I’m no fan of bad poetry, but I do understand the lyrical impulse — that attempt to connect pure sensation with something available to the declarative self. So, here’s something I wrote a while back, while living in the Northeast but thinking of my two grown-up daughters and reflecting on memories of growing up, myself, in southeastern Tennessee.

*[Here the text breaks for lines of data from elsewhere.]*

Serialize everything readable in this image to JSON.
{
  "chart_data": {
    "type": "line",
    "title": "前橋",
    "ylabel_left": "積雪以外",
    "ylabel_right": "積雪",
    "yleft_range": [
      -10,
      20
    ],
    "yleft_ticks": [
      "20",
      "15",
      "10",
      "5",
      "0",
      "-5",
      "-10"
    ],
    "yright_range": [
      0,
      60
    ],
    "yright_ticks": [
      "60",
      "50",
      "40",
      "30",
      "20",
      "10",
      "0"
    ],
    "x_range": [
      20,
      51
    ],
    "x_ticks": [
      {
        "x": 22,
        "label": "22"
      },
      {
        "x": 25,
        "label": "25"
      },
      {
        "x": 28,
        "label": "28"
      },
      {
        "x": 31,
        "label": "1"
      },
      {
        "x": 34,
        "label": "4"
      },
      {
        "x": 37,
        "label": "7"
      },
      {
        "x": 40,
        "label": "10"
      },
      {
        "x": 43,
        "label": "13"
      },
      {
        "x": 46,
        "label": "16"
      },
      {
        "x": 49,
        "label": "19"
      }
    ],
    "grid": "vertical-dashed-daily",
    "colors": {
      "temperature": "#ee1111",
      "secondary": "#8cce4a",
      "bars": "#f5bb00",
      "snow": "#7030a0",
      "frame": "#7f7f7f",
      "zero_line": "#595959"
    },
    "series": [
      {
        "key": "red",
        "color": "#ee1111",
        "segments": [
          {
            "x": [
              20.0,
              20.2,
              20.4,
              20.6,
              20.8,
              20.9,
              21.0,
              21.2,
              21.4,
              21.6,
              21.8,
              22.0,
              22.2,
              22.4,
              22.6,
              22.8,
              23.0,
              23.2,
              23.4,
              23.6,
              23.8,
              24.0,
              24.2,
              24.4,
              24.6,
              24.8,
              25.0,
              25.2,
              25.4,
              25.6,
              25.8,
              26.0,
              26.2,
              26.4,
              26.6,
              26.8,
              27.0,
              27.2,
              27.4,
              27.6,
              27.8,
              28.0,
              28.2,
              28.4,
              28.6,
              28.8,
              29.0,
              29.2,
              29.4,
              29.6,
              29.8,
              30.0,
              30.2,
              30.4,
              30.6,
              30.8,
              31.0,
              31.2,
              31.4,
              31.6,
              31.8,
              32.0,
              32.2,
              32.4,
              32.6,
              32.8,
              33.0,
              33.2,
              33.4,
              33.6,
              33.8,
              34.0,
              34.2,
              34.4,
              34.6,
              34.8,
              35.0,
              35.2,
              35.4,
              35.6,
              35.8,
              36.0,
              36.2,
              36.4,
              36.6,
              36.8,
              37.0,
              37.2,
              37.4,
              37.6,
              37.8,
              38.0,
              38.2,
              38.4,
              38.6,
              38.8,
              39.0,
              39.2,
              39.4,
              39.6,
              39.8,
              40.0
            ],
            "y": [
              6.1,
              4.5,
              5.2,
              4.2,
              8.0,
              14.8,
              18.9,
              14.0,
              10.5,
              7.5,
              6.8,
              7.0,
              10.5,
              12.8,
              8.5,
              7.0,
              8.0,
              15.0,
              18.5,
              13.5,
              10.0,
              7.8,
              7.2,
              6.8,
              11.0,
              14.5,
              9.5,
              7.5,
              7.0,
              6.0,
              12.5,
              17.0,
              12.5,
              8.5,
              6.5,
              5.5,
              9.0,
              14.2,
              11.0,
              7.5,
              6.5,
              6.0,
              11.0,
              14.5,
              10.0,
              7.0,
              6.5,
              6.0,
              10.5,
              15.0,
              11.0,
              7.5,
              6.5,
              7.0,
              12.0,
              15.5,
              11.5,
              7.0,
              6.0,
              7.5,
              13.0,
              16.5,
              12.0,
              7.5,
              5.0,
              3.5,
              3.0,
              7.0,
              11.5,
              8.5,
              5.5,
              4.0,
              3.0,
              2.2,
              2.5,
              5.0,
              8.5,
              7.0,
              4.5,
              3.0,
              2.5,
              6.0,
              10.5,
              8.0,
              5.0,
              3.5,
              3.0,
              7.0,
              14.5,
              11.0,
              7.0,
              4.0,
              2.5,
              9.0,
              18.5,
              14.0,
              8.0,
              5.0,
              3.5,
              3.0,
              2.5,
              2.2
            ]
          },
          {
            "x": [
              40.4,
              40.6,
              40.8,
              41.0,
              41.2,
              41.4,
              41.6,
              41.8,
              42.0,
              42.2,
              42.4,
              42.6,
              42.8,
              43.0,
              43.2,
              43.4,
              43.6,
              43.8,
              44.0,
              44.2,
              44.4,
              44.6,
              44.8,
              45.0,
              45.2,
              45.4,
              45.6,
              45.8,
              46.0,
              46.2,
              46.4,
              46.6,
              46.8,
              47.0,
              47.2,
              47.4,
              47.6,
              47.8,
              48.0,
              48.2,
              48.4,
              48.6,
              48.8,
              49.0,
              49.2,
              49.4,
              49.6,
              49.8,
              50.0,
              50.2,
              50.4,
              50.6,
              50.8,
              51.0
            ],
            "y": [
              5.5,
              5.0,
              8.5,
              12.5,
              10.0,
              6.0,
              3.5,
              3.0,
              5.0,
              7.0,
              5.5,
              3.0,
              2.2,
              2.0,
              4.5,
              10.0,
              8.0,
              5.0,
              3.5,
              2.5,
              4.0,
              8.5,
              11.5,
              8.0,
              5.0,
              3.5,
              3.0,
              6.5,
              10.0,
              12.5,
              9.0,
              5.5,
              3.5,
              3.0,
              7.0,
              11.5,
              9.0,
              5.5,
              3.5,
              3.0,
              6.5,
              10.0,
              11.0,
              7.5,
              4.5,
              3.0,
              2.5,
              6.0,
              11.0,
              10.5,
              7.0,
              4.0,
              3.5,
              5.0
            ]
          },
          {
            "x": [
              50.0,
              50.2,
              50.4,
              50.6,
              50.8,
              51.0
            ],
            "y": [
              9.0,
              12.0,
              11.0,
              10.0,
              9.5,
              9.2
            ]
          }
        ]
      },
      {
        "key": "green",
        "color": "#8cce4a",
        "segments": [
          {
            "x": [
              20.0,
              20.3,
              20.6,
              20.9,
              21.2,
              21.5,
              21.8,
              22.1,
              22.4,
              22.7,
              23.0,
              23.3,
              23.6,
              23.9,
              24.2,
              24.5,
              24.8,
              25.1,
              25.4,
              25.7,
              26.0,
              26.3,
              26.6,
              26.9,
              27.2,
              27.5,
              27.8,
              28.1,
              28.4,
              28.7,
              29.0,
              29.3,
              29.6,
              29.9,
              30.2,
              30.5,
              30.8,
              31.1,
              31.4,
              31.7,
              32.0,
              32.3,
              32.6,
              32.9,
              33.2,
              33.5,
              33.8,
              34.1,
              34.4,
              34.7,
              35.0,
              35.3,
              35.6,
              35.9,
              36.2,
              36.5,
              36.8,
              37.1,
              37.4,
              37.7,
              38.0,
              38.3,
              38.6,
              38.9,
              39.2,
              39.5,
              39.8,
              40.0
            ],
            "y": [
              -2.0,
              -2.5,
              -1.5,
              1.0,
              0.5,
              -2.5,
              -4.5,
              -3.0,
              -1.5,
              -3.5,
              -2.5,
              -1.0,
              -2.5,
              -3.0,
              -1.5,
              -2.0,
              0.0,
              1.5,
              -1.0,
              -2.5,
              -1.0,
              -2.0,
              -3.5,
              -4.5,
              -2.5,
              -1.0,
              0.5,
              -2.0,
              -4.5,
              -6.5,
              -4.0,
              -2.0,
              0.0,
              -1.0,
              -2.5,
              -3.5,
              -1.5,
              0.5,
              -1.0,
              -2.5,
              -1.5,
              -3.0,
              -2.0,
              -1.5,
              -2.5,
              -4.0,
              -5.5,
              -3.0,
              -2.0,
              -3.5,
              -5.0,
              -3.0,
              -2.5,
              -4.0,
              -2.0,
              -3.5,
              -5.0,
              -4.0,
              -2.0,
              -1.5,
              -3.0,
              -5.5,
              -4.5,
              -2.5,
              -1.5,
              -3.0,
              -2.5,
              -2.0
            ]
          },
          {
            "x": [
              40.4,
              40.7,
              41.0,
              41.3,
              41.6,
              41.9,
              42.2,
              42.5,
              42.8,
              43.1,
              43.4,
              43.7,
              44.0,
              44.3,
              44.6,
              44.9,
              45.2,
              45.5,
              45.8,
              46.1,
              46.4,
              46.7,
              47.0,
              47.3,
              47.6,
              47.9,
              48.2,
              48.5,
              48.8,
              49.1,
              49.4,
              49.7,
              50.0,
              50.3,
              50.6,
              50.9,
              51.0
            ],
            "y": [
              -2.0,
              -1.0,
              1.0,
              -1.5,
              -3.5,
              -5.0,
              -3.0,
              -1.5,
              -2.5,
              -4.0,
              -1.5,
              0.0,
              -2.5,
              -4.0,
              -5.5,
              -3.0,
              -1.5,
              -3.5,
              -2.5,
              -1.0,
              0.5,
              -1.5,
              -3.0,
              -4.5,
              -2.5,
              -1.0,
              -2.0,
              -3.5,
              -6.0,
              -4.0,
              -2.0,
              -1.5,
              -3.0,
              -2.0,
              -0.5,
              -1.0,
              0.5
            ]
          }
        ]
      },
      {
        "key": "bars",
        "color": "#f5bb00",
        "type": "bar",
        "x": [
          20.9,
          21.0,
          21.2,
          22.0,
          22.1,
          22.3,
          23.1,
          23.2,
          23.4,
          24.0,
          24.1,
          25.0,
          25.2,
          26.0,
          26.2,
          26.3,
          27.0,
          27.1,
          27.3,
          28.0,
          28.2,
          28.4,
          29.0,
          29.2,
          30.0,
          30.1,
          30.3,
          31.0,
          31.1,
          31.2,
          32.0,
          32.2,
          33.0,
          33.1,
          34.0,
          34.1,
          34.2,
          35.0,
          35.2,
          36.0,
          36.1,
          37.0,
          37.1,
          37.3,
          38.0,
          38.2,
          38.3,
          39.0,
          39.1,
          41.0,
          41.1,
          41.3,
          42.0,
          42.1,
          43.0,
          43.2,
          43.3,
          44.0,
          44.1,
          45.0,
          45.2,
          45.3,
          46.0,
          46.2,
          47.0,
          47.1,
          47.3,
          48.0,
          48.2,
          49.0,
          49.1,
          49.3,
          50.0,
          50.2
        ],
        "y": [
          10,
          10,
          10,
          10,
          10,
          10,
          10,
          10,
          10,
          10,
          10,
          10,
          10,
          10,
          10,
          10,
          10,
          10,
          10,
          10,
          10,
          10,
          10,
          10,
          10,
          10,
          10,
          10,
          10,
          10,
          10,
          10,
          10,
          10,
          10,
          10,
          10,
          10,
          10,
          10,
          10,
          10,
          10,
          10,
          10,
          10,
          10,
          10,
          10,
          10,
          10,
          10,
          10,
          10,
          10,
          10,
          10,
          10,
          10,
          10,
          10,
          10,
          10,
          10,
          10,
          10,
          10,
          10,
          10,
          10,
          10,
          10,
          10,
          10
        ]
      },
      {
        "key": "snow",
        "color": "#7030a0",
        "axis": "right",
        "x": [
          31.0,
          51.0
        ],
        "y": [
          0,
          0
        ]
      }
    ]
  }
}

Btw, as I continue to learn about HTML and the ins and outs of WordPress, I apologize for wonky layouts.

Devil’s Shoals

(for Delphi and Lydia)

 

Before the Hiwassee widens like a settled ribbon

of sunlight across the hills, husk yellow and green,

where the old train bridge passes overhead — 

 

before the widening slow of the river

at the gravel lot filled with the church buses

that carry the tubes for the weekend faith groups,

 

lies the last rapids, the Devil’s shoals.

 

And when I was a kid canoes would eddy out there,

and pull up to the beaten path that stepped up

boulders and blackberry brambles.

 

Where the path leveled we’d follow

the tracks laid straight, blasted out of shale,

and then down the embankment to slip into the water

 

that sucked as smooth and as cold as any promise ever could.

 

Wading out into the current, we held hands like sentries,

through the rushed lashings, our breath catching

when the water hit the belly, until

 

we dropped, one-by-one, buoyed

by our life jackets past the shore’s retreat

as we floated down into the mouth of the shoals

 

desperate of breath and arms flailing.

 

Water slapped the face and pulled – pulled us below

to where darker flows reversed and crossed

under the heavy waves and sunlight.

 

Our sneakered feet kicked out and fought,

our lungs ached in their insistence, until hands

joined the pull of preservers to heave us heavenward

 

where eye-blinking vision washed up like fish.

 

Once upon a time a boy lost his strength in the shoals,

and crying out to his father for help,

was carried past the hitched boats.

 

Another time a boy who had lost his father

and seen his mother remarry a Methodist minister

took to the tracks, and walked the mile to the parking lot,

 

 each stubborn tie after each stubborn tie hammered firm.

 

Either way, the devil sought us all —

like a  misguided gift to the homesick-buried

in a place where breath and Will battled for supremacy.

 

And ever when the day closed, tired and content,

the youth directors gathered up their charges

and bussed them back to their beds

 

still hearing the rush of the shoals in the dusk of mid-summer.